Die anschließende Diskussion deckte ein breites Themenspektrum ab. Im Fokus standen dabei u.a. die strategischen Konsequenzen für Abschreckung aus dem Übergang von der bipolaren zur multipolaren Welt, die nach wie vor virulente Proliferation von Nuklearwaffen und der zu ihrer Verbringung erforderlichen weitreichenden Trägermitteln, die Aufnahme von Cyber-Bedrohung als strategische Bedrohung sowie die Zuordnung von Cyber-Verteidigung als integralem Anteil kollektiver Verteidigung in das aktuelle strategische Konzept der NATO, das Problem der nach wie vor unzureichenden Fähigkeit zur raschen Erkennung bzw. Zuordnung von Angreifern im Cyber-Raum (Attribution) sowie die daraus erwachsenden Schwierigkeiten für die Planung offensiver Cyber-Fähigkeiten, der notwendige Investitionsaufwand für den Aufbau und die Bereitstellung hinreichender Cyber-Verteidigungsfähigkeiten und Überlegungen zur operationellen Planung von Verteidigungsmaßnahmen mit vollständiger Integration von Cyber-Verteidigung. Beim Vergleich strategischer Aspekte des nuklearen und des Cyber-Bereichs wurden vor allem die äußerst beschränkte Frühwarnfähigkeit, Transparenz und Berechenbarkeit, aber auch die sehr unwahrscheinliche Wirksamkeit von Rüstungskontroll- oder Abrüstungsmaßnahmen im Cyber-Raum herausgestellt. Weitgehende Übereinstimmung konnte festgestellt werden, dass künftig beide Bereiche, der nukleare Bereich und der Cyber-Raum, unvermindert hohe Aufmerksamkeit und entsprechende Berücksichtigung in der gesamtstaatlichen Sicherheitsvorsorge sowie in der Verteidigungsstrategie des Bündnisses verdienen.
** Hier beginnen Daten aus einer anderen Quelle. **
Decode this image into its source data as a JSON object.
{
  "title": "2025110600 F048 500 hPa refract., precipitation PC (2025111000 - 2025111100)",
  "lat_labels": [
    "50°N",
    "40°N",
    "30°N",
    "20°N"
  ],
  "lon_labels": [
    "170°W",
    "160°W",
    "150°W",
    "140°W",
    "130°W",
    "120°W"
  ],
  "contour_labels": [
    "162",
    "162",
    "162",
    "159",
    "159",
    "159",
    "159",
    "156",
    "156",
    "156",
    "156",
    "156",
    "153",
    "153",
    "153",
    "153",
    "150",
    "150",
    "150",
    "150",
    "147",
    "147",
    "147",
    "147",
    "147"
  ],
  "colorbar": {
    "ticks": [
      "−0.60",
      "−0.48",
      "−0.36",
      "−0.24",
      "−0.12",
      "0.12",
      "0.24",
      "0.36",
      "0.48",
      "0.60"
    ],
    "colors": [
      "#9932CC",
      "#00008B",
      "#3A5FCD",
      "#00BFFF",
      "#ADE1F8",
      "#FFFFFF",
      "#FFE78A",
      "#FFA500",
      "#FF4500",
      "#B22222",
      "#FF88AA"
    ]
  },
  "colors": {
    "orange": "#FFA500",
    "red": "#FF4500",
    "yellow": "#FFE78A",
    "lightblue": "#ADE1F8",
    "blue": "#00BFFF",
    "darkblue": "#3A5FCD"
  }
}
Der Moderator wies in seinem Schlusswort nochmals auf die künftigen geopolitischen und technologischen Herausforderungen hin und unterstrich die Notwendigkeit, dass sowohl der Nuklearbereich als auch der Cyber-Raum integrale Bestandteile einer sicherheitspolitischen Gesamtstrategie sein bzw. bleiben müssen. Die seit Jahren festzustellende Auflösung der Grenzen zwischen Frieden und Krieg durch eine permanente, latente Cyber-Bedrohung, aber auch der anhaltende Trend zur asymmetrischen Kriegsführung bzw. „Hybridisierung von Konflikten“ ließen eine weiter zunehmende Komplexität der Sicherheitslage erwarten. Herrmann gab seiner Hoffnung Ausdruck, dass die Veranstaltung Denkanstöße für zweifelsohne erforderliche weiterführende Diskussionen liefern konnte. Er dankte abschließend dem Auditorium für die zahlreichen engagierten Fragen und Kommentare und den beiden Referenten für ihre sehr gelungenen Vorträge und ihre geschätzten Diskussionsbeiträge.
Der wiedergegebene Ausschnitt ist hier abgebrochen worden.